No Ben it’s the family that want to thank you for having the vision to create this home for us all.
Ben that was so sweet,really I dont know what I would of done without my avm family,What you did for us,no words can says…This is a true blessing for all of us…We love you too!!
that is the same with me thanks to everyone i was and am able to cope better and everyone helped me through accepting and understanding about AVM thank you
Hi Ben, I feel even more blessed,because I got to actually see you and get a HUG!!! He is the real deal guys!!! and Yes see what one person can do for so many…I am thankful that you started this group and have worked so hard on it!!! Keep up the great work and the “Smile”…
Ben, thank you for starting this, eventhough I am so new to this type of relationship, I am looking
forward to being included and discovering new coping strategies, and sharing what has worked for
me over the last 24 years after my head blew-up. I have already read of new words that i
never even heard of. I still have to figure out how to put a picture on here. Thankyou for
the “family”. Pam T
Again agree with what everyone else has already said - THANK YOU!! xx
Its thanks to you that I feel so much better that I can talk and vent all my frustration and all my happy thoughts etc to all these wonderful people, Thanks so much ben youve changed my life
Wow Ben…Are you our creator of this site ? If so , you deserve all the best . THANK YOU SO MUCH for creating this for us . It took me 6 years to find this . I’ve been reading alot of stories and blogs but never was able to find a site that directly connected me to the AVM family . Thanks again !

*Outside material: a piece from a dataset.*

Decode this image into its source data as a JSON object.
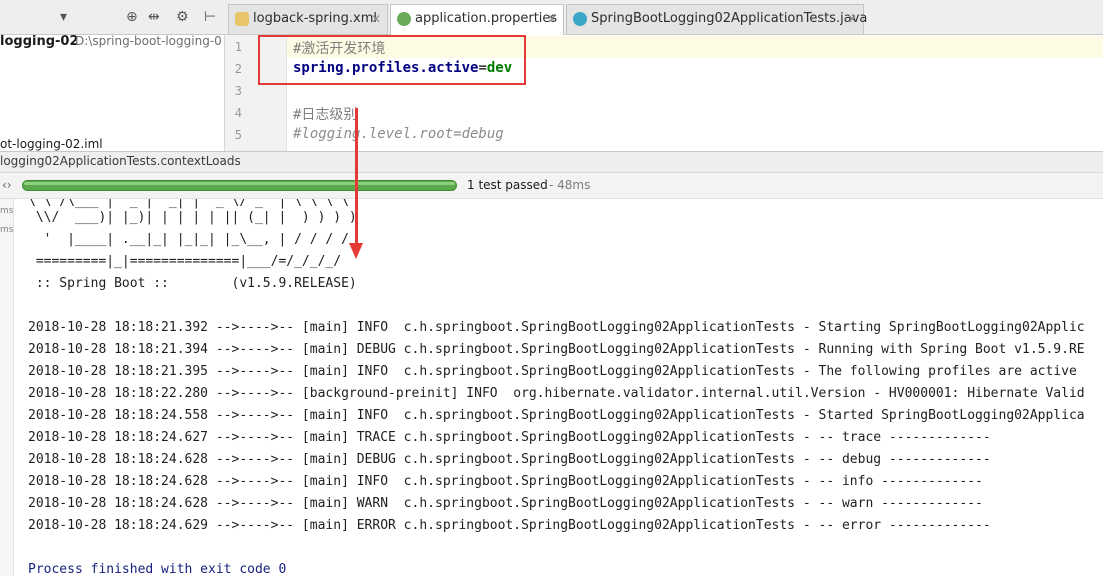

Yes, I was so alone when I had my bleed in Aug 2006 so I figured I should probably do something about it (since I am also a computer nerd.) This site was up by early 2008; better late than never. Feel free to spread the word to anyone who could use some support.
Ben; I can relate to “living for today” because you never know what may happen tomorrow. When I was first diagnosed with my AVM I was scared to sleep is case I did not wake up!
Now after surviving so many Grand Mal siezures I am not so bad.
I am glad I have found so many people who can relate to our illness and know what I am talking about.